4. キャッシュメモリ(L1、L2、L3)
キャッシュメモリは、データのアクセス速度を向上させるために使用されます。主にL1、L2、L3という階層に分かれており、最も高速なL1キャッシュはCPUコアに最も近く、L3キャッシュは複数のコア間で共有されることが一般的です。
5. バスインターフェース
バスインターフェースは、CPUがメモリや他のデバイスとデータをやり取りするためのインターフェースです。これは、データを読み書きするための「道路」のような役割を果たします。
6. 浮動小数点ユニット(FPU)
浮動小数点ユニットは、浮動小数点演算(小数を使った計算)を担当する部分です。
7. 命令デコーダ
命令デコーダは、メモリから取得した命令を解析し、ALUやFPU、レジスタなどのコンポーネントに指示を出す役割を果たします。
8. 分岐予測器(Branch Predictor)
分岐予測器は、プログラムが分岐(if文やループ)を含んでいる場合、どの方向に進むかを予測して、無駄な処理を減らすことを目的としています。
9. パイプライン(Pipeline)
パイプラインは、CPUが複数の命令を並行して処理するための仕組みです。命令が複数のステージ(フェッチ、デコード、実行など)を通過し、次々に処理されます。
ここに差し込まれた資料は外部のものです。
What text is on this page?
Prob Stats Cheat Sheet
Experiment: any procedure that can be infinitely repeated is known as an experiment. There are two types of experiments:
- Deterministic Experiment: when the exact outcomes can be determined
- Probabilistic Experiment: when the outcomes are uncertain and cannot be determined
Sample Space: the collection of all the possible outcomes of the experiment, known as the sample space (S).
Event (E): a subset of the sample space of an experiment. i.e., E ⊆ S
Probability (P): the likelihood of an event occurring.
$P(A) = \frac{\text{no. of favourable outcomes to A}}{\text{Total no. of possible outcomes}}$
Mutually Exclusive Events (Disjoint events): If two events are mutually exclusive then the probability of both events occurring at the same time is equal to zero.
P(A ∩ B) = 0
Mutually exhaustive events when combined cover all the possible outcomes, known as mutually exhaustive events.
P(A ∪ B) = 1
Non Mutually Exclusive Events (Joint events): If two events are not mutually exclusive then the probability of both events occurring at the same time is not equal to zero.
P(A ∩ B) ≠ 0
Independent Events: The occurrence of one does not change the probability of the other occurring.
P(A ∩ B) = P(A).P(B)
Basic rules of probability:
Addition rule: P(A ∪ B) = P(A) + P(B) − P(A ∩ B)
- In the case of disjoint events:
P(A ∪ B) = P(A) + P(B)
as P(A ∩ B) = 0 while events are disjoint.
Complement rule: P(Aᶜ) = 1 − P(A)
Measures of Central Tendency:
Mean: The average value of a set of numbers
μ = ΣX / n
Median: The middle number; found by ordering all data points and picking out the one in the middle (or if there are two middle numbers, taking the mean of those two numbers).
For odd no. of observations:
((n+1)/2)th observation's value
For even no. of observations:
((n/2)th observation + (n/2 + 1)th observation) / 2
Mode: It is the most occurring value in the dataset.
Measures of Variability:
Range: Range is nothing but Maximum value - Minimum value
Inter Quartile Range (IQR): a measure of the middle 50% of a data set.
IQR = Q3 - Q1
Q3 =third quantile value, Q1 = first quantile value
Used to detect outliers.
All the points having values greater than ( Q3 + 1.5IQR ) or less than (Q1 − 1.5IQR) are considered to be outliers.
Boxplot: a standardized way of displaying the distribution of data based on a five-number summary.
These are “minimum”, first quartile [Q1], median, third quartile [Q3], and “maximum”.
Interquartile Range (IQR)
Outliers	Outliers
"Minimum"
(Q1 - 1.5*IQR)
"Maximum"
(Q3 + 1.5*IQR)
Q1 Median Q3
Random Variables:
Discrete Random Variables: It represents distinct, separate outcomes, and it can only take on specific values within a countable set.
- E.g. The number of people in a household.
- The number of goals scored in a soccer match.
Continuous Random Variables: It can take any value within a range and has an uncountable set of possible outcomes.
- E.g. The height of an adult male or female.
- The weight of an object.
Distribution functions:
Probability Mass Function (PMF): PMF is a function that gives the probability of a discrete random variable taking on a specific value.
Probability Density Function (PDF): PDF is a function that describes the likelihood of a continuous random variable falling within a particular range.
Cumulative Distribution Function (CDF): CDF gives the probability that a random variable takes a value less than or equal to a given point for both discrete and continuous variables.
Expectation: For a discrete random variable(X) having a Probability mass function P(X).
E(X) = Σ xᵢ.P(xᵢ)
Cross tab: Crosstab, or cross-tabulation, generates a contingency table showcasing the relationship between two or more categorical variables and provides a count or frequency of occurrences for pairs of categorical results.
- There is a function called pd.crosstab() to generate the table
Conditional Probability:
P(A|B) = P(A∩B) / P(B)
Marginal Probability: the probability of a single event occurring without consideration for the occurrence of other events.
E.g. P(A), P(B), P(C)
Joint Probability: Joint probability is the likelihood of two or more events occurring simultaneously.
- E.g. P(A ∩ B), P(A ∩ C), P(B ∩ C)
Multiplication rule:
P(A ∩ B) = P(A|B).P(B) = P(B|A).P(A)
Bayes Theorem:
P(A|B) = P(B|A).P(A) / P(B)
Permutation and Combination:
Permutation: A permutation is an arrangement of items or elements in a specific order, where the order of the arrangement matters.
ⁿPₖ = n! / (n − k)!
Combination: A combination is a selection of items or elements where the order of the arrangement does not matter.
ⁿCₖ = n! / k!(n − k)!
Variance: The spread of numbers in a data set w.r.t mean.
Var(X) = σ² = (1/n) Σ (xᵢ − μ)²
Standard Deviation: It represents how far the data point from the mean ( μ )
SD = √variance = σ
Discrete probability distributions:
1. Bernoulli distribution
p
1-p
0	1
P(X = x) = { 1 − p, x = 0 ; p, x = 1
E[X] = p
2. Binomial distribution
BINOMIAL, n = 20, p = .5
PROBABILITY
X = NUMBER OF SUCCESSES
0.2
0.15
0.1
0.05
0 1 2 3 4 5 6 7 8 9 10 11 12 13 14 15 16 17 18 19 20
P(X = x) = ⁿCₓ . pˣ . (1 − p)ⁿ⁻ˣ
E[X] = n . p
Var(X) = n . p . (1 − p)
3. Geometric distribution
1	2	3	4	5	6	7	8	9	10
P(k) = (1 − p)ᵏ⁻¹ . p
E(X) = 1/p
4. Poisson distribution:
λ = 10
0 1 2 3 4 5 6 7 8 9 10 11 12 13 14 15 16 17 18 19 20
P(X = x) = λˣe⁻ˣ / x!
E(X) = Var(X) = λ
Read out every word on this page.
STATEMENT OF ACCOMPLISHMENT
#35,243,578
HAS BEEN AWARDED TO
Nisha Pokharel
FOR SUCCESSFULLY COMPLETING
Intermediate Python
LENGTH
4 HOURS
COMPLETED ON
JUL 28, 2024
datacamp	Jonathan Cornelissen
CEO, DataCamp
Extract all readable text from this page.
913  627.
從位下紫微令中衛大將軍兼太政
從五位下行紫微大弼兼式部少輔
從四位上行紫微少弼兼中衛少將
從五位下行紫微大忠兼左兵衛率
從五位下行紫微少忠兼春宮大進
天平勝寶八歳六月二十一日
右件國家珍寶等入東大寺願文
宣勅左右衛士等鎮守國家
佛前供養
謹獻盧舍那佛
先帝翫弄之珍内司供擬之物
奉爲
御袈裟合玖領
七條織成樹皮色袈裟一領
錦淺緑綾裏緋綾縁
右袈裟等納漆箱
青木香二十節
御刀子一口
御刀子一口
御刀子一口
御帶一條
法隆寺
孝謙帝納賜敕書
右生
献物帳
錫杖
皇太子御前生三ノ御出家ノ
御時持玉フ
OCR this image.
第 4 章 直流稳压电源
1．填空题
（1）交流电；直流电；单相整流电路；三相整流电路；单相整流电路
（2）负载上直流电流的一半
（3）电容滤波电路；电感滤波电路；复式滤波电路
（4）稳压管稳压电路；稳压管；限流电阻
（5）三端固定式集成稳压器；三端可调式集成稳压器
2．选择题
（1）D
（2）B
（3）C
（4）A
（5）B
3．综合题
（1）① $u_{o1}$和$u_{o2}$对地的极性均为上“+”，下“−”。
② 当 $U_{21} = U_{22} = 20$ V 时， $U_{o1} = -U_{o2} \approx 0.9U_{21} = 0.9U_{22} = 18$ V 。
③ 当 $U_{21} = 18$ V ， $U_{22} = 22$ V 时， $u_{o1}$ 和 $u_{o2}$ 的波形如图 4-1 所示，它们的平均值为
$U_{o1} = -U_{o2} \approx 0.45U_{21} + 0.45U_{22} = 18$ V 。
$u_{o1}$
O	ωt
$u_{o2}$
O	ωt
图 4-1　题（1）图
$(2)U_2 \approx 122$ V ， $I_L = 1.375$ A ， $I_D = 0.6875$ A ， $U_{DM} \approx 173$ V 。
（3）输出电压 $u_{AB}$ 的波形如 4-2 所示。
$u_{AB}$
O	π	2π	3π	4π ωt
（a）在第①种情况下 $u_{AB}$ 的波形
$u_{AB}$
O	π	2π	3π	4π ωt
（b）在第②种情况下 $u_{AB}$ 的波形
10. スレッド管理ユニット(Thread Scheduler)
複数のスレッドを持つCPUコア(特にハイパースレッディング技術を持つコア)では、スレッド管理ユニットが異なるスレッドの処理を管理します。
Appendix
上記のようにコンピュータの中では様々な存在がそれぞれの役割において命令を作成したり、命令を渡したり、受け取ったりしています。俗にこうした命令は次のように定義されます。これらの命令は基本的にコンピュータで人間が実行するアプリケーションを起点に生成されます。
命令(Instruction)
CPUが直接理解して実行できる最小単位の処理です。
例: 「レジスタに値をロードする」「加算する」「メモリに値を書き込む」など。
命令セット(Instruction Set)
CPUが理解して実行できる基本的な命令の集合。「どんな命令があるか」を示します。
例: 加算(ADD)、データの移動(MOV)、条件分岐(JMP)など。
・命令ストリーム
「その命令がどのように順番で実行されるか」を示します。命令はこのストリームの順番に実行されます。